My birthday is this month. But as I muddle through my middle 40’s the big day is more pfft than a party. Not that I’m particularly stressed out about getting older. It happens. There is essentially no difference between my friends that are five years older than me and those who are five years younger. But how we all compartmentalize mid-life may depend upon whether we have kids and if so, how harsh a lens they cast on us.
Lately, my kids have taken to age bashing with some vigor and I don’t really see this phase being short-lived. Elliott has a gentle touch at least. He’ll say things in the presence of his friends like “Dad, you used to be good at basketball, right?” He means it as a compliment, I think. It’s a way of conveying to his friend that even though he doesn’t have much in the way of firsthand knowledge, I wasn’t always quite this fossilized.
Margo doesn’t approach the topic quite as tenderly though. I had the Sirius XM tuned to the 80’s alternative station 1st Wave. From the back seat I hear, “Daddy, change the channel! 1st Wave means these are like, the first songs EVER.” And because I am old yet not wise enough I walked right into it “What do you mean? These are the songs I listened to when I was in high school.” “Exactly! The first songs EVER!”
Again, Margo: “Daddy, why do you bother using styling gel when you barely have any hair?” It’s like Clyde Drexler asking why anyone who couldn’t dunk would even bother wearing sneakers. (And yes, I just referenced a basketball player who has been retired for a very long time. Dammit, maybe I AM old…). Last week she encouraged Kristen to get rollerblades so they could do it together. I asked what about me? Her way too quick retort was, “Not you daddy. You’ll break your back.”
I applaud the kids for taking note of small details. It may make them decent writers someday or maybe even an FBI Director (or both). Sometimes I just wish I wasn’t their favorite subject to study. Margo said to me the other day “You know how I know you’re old? Because you wear t-shirts with no words on them.” And it struck me because I had the same theory about my father when I was a kid. I thought dads must get to an age that wearing cool t-shirts just doesn’t matter anymore. That they must think, I’m only going to the hardware store, this shirt is fine.

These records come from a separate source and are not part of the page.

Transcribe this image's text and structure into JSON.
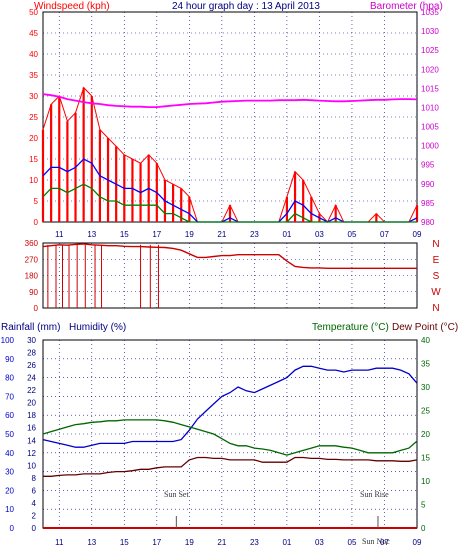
{
  "header": {
    "left_title": "Windspeed (kph)",
    "center_title": "24 hour graph day : 13 April 2013",
    "right_title": "Barometer (hpa)"
  },
  "axes": {
    "time_ticks": [
      "11",
      "13",
      "15",
      "17",
      "19",
      "21",
      "23",
      "01",
      "03",
      "05",
      "07",
      "09"
    ],
    "wind_ticks": [
      "0",
      "5",
      "10",
      "15",
      "20",
      "25",
      "30",
      "35",
      "40",
      "45",
      "50"
    ],
    "baro_ticks": [
      "980",
      "985",
      "990",
      "995",
      "1000",
      "1005",
      "1010",
      "1015",
      "1020",
      "1025",
      "1030",
      "1035"
    ],
    "dir_ticks": [
      "0",
      "90",
      "180",
      "270",
      "360"
    ],
    "dir_letters": [
      "N",
      "W",
      "S",
      "E",
      "N"
    ],
    "rain_ticks": [
      "0",
      "10",
      "20",
      "30",
      "40",
      "50",
      "60",
      "70",
      "80",
      "90",
      "100"
    ],
    "hum_ticks": [
      "0",
      "2",
      "4",
      "6",
      "8",
      "10",
      "12",
      "14",
      "16",
      "18",
      "20",
      "22",
      "24",
      "26",
      "28",
      "30"
    ],
    "temp_ticks": [
      "0",
      "5",
      "10",
      "15",
      "20",
      "25",
      "30",
      "35",
      "40"
    ]
  },
  "bottom_header": {
    "left_label": "Rainfall (mm)",
    "mid_label": "Humidity (%)",
    "right_label": "Temperature (°C)",
    "far_right_label": "Dew Point (°C)"
  },
  "annotations": {
    "sunset": "Sun Set",
    "sunrise": "Sun Rise",
    "sun_noc": "Sun Noc"
  },
  "colors": {
    "gust": "#ff0000",
    "avg_wind": "#0000ff",
    "lull": "#008000",
    "barometer": "#ff00ff",
    "direction": "#cc0000",
    "humidity": "#0000cc",
    "temperature": "#006600",
    "dewpoint": "#660000",
    "rain": "#cc0000",
    "grid": "#000080"
  },
  "chart_data": [
    {
      "type": "line",
      "name": "wind-and-barometer",
      "x_hours": [
        10,
        10.5,
        11,
        11.5,
        12,
        12.5,
        13,
        13.5,
        14,
        14.5,
        15,
        15.5,
        16,
        16.5,
        17,
        17.5,
        18,
        18.5,
        19,
        19.5,
        20,
        20.5,
        21,
        21.5,
        22,
        22.5,
        23,
        23.5,
        24,
        24.5,
        25,
        25.5,
        26,
        26.5,
        27,
        27.5,
        28,
        28.5,
        29,
        29.5,
        30,
        30.5,
        31,
        31.5,
        32,
        32.5,
        33
      ],
      "series": [
        {
          "key": "gust",
          "values": [
            22,
            28,
            30,
            24,
            26,
            32,
            30,
            22,
            20,
            18,
            16,
            15,
            14,
            16,
            14,
            10,
            9,
            8,
            6,
            0,
            0,
            0,
            0,
            4,
            0,
            0,
            0,
            0,
            0,
            0,
            6,
            12,
            10,
            6,
            2,
            0,
            4,
            0,
            0,
            0,
            0,
            2,
            0,
            0,
            0,
            0,
            4
          ]
        },
        {
          "key": "avg",
          "values": [
            11,
            13,
            13,
            12,
            13,
            15,
            14,
            11,
            10,
            9,
            8,
            8,
            7,
            8,
            7,
            5,
            4,
            3,
            2,
            0,
            0,
            0,
            0,
            1,
            0,
            0,
            0,
            0,
            0,
            0,
            2,
            5,
            4,
            2,
            1,
            0,
            1,
            0,
            0,
            0,
            0,
            0,
            0,
            0,
            0,
            0,
            1
          ]
        },
        {
          "key": "lull",
          "values": [
            6,
            8,
            8,
            7,
            8,
            9,
            8,
            6,
            5,
            5,
            4,
            4,
            4,
            4,
            4,
            2,
            2,
            1,
            0,
            0,
            0,
            0,
            0,
            0,
            0,
            0,
            0,
            0,
            0,
            0,
            0,
            2,
            1,
            0,
            0,
            0,
            0,
            0,
            0,
            0,
            0,
            0,
            0,
            0,
            0,
            0,
            0
          ]
        },
        {
          "key": "baro",
          "values": [
            1013.5,
            1013.2,
            1012.8,
            1012.2,
            1011.8,
            1011.4,
            1011.1,
            1010.9,
            1010.6,
            1010.4,
            1010.3,
            1010.2,
            1010.2,
            1010.1,
            1010.1,
            1010.3,
            1010.5,
            1010.7,
            1010.9,
            1011.0,
            1011.1,
            1011.3,
            1011.5,
            1011.6,
            1011.7,
            1011.8,
            1011.8,
            1011.8,
            1011.8,
            1011.9,
            1011.9,
            1011.9,
            1012.0,
            1011.9,
            1011.8,
            1011.7,
            1011.6,
            1011.6,
            1011.7,
            1011.8,
            1011.9,
            1012.0,
            1012.0,
            1012.1,
            1012.2,
            1012.2,
            1012.1
          ]
        }
      ],
      "wind_ylim": [
        0,
        50
      ],
      "baro_ylim": [
        980,
        1035
      ]
    },
    {
      "type": "line",
      "name": "wind-direction",
      "x_hours": [
        10,
        10.5,
        11,
        11.5,
        12,
        12.5,
        13,
        13.5,
        14,
        14.5,
        15,
        15.5,
        16,
        16.5,
        17,
        17.5,
        18,
        18.5,
        19,
        19.5,
        20,
        20.5,
        21,
        21.5,
        22,
        22.5,
        23,
        23.5,
        24,
        24.5,
        25,
        25.5,
        26,
        26.5,
        27,
        27.5,
        28,
        28.5,
        29,
        29.5,
        30,
        30.5,
        31,
        31.5,
        32,
        32.5,
        33
      ],
      "values": [
        340,
        345,
        350,
        348,
        352,
        355,
        350,
        348,
        345,
        345,
        342,
        340,
        340,
        338,
        336,
        335,
        330,
        320,
        300,
        280,
        280,
        285,
        290,
        290,
        295,
        295,
        295,
        295,
        295,
        295,
        260,
        230,
        225,
        222,
        222,
        220,
        220,
        220,
        220,
        220,
        220,
        220,
        220,
        220,
        220,
        220,
        220
      ],
      "ylim": [
        0,
        360
      ]
    },
    {
      "type": "line",
      "name": "temp-humidity-rain",
      "x_hours": [
        10,
        10.5,
        11,
        11.5,
        12,
        12.5,
        13,
        13.5,
        14,
        14.5,
        15,
        15.5,
        16,
        16.5,
        17,
        17.5,
        18,
        18.5,
        19,
        19.5,
        20,
        20.5,
        21,
        21.5,
        22,
        22.5,
        23,
        23.5,
        24,
        24.5,
        25,
        25.5,
        26,
        26.5,
        27,
        27.5,
        28,
        28.5,
        29,
        29.5,
        30,
        30.5,
        31,
        31.5,
        32,
        32.5,
        33
      ],
      "series": [
        {
          "key": "humidity",
          "values": [
            47,
            46,
            45,
            44,
            43,
            43,
            44,
            45,
            45,
            45,
            45,
            46,
            46,
            46,
            46,
            46,
            46,
            47,
            52,
            58,
            62,
            66,
            70,
            72,
            75,
            73,
            72,
            74,
            76,
            78,
            80,
            84,
            86,
            86,
            85,
            84,
            84,
            83,
            84,
            84,
            84,
            85,
            85,
            85,
            84,
            82,
            77
          ]
        },
        {
          "key": "temperature",
          "values": [
            20,
            20.5,
            21,
            21.5,
            22,
            22.2,
            22.5,
            22.6,
            22.8,
            22.8,
            23,
            23,
            23,
            23,
            23,
            22.8,
            22.5,
            22,
            21.5,
            21,
            20.5,
            20,
            19,
            18,
            17.5,
            17.5,
            17,
            16.8,
            16.5,
            16,
            15.5,
            16,
            16.5,
            17,
            17.5,
            17.5,
            17.5,
            17.2,
            17,
            16.5,
            16,
            16,
            16,
            16,
            16.5,
            17,
            18.5
          ]
        },
        {
          "key": "dewpoint",
          "values": [
            11,
            11,
            11.2,
            11.3,
            11.3,
            11.5,
            11.5,
            11.5,
            11.8,
            12,
            12,
            12.2,
            12.5,
            12.5,
            12.8,
            13,
            13,
            13,
            14.5,
            15,
            15,
            14.8,
            14.8,
            14.5,
            14.5,
            14.5,
            14.5,
            14,
            14,
            14,
            14,
            15,
            15,
            14.8,
            14.8,
            14.6,
            14.6,
            14.5,
            14.5,
            14.5,
            14.5,
            14.3,
            14.3,
            14.3,
            14.2,
            14.2,
            14.5
          ]
        },
        {
          "key": "rain",
          "values": [
            0,
            0,
            0,
            0,
            0,
            0,
            0,
            0,
            0,
            0,
            0,
            0,
            0,
            0,
            0,
            0,
            0,
            0,
            0,
            0,
            0,
            0,
            0,
            0,
            0,
            0,
            0,
            0,
            0,
            0,
            0,
            0,
            0,
            0,
            0,
            0,
            0,
            0,
            0,
            0,
            0,
            0,
            0,
            0,
            0,
            0,
            0
          ]
        }
      ],
      "rain_ylim": [
        0,
        100
      ],
      "hum_ylim": [
        0,
        30
      ],
      "temp_ylim": [
        0,
        40
      ]
    }
  ]
}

So I got myself a few t-shirts with words on them. If you see me around town I may be wearing my Atlanta United tee (unique, I know). Then I may have jumped the shark by attempting to up my cool factor even further. I was scrolling through Facebook and an ad for a pair of shoes popped up for $39. Stylish genuine leather shoes looking nice! I was at work, quickly eating lunch before a meeting and it seemed like a great deal so I forgave the questionable grammar and just clicked the Buy button. Impulsive! On the interweb! Just like the young folks do!
The shoes are hideous. The stylish, brown shoes I thought I had purchased turned out to be a pair of orange Merkmaks (that is the brand name—my apologies to any brand devotees out there). They have breathing holes all over the top like you might find on a pair of running sneakers. I tried them on and Margo let out a spirited cackle conveying that of all my dorky dad anecdotes, these shoes may take top honors. So this month I am no younger nor any cooler than I was before and unless Kristen is throwing me a Miami Mambo themed birthday party, I may have a pair of shoes for sale.